West Sussex Fire and Rescue Service Technical Rescue Unit (TRU) based in Horley West Sussex and cover water, at height rope and confined space rescue in the southeast.
Neil, an ex arborist got in touch with us in April 2014 to discuss chainsaw maintenance and crosscutting training and we then had a meeting to explore possible collaboration on tree climbing, aerial rescue and emergency response, and the new emergency treework qualifications.
As an industry we have our own systems for rescue at height as taught on basic tree climbing courses, and have protocols for suspected spinal injury, which is to secure a casualty and await specialist assistance.

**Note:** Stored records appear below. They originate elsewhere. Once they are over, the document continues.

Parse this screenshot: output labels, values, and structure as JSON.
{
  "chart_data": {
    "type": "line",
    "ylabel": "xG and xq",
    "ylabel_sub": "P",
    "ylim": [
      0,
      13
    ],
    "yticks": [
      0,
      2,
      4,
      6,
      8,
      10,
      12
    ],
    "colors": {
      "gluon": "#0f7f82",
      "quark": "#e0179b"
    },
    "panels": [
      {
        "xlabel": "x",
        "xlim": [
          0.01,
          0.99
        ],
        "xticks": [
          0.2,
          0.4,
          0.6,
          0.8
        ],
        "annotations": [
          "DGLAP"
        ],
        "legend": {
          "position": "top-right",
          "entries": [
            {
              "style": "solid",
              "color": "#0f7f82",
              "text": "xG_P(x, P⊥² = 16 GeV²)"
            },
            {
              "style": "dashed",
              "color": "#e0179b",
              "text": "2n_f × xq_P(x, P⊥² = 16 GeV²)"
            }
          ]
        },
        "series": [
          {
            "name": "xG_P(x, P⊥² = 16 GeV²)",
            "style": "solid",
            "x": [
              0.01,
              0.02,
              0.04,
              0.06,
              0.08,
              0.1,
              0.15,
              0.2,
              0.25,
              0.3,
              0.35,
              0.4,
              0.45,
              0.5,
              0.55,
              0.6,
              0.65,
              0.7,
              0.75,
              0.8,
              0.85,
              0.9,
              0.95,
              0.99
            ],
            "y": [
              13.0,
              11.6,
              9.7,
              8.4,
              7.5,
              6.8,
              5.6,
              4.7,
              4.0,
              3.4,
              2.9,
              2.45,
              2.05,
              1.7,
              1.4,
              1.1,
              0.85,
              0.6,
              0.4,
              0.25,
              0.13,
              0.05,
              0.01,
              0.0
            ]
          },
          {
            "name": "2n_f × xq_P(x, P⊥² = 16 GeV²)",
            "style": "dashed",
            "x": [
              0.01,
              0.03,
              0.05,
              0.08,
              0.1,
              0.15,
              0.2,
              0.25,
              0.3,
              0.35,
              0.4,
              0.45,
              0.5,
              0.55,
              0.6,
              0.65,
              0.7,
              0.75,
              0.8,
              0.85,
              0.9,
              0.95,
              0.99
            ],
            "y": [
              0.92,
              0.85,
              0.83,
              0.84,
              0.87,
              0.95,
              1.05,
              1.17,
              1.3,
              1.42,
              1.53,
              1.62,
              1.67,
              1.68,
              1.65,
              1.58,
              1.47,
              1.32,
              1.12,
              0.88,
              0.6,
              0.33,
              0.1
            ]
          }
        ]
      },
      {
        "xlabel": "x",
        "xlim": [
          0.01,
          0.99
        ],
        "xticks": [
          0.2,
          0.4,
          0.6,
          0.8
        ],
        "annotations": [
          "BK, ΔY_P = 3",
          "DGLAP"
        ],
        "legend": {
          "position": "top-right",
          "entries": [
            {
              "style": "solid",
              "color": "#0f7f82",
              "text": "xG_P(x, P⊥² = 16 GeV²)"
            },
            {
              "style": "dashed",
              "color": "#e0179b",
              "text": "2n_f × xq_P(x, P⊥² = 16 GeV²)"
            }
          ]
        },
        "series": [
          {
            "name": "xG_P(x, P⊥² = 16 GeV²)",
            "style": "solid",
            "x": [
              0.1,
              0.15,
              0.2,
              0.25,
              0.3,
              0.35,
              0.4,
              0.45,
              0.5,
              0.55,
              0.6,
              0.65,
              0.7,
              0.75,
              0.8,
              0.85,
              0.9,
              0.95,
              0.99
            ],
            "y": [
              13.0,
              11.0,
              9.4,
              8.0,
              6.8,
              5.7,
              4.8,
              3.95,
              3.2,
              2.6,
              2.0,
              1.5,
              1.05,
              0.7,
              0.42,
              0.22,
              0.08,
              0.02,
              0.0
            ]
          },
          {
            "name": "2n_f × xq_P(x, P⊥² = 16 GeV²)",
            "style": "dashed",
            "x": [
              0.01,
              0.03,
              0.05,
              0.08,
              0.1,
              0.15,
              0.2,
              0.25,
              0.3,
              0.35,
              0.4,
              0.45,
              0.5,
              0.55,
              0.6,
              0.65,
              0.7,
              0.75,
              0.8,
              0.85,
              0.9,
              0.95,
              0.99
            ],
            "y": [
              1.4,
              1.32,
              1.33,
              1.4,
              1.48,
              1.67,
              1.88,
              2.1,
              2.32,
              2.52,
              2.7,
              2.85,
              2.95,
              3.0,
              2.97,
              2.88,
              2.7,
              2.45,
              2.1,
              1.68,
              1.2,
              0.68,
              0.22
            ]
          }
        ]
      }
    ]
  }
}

Obviously there are situations where a rescue might need to go ahead regardless but my view is that our treatment of aerial rescue is rather superficial and sometimes unrealistic – after all when does anyone need rescuing from a convenient fork very near to the ground and main stem………
On our basic tree climbing courses we discuss the options for more complex rescue and how it’s important to consider the difficulty of the tree and the experience and actual climbing ability of the designated rescuer, as well as some pre-planning steps that can make a rescue significantly faster.
On more advanced courses such as rigging, aerial rescue is discussed and occasionally practiced in the context of a pole scenario (since many were assessed under the old City & Guilds NPTC units where this was optional) and the mechanical advantage and rigging principles can be readily applied to a range of problems, including the more complex rescues where the casualty need to be lifted.
Rescue might be split up into the following types, increasing in complexity.
1. Carefully plan but avoid need for rescue – sets up mindset on each job.
2. Climber manages own first aid and descends on own without reference to ground crew.
3. Offer assistance and encouragement from the ground – casualty self rescues
4. Climbing rescue required – simple scenario, pick off
5. More complex rescue required, perhaps a lift or lateral transfer.
6. Rescue too complex or difficult or dangerous – external help required.
So the more complex rescue or a casualty with suspected spinal damage is where external help required, but what is the reality of this happening and how does this fit into the emergency services systems?
In addition I wanted to clarify a few of the points below -
· Are our emergency plans fit for purpose?
· What to ask for when calling 999 apart from the obvious?
· What is their off road capability?
· What happens on site when the emergency services arrive, do they take control, would they accept help from the arb team ?
· How do the Emergency Services perform rescue at height and how can we fit in / help
· What methods would be used to isolate and bring down those with suspected spinal damage?
This meeting presented a great opportunity to collaborate and get some real answers to these questions.
During our first day together I ran through some of the main points covered on a 5 day basic climbing course, from a 3 knot system as well as what intermediate climbers and more advanced arborists might be using such as zigzags & rope wrenches. A basic rescue was also demonstrated, all assisted by Chris Fletcher.
Risk assessment and visual tree assessment were also discussed, as part of the preparation of a site before aerial works commence.
I hope to bring more news of this exciting collaboration that will hopefully have practical benefits feeding through to our training courses.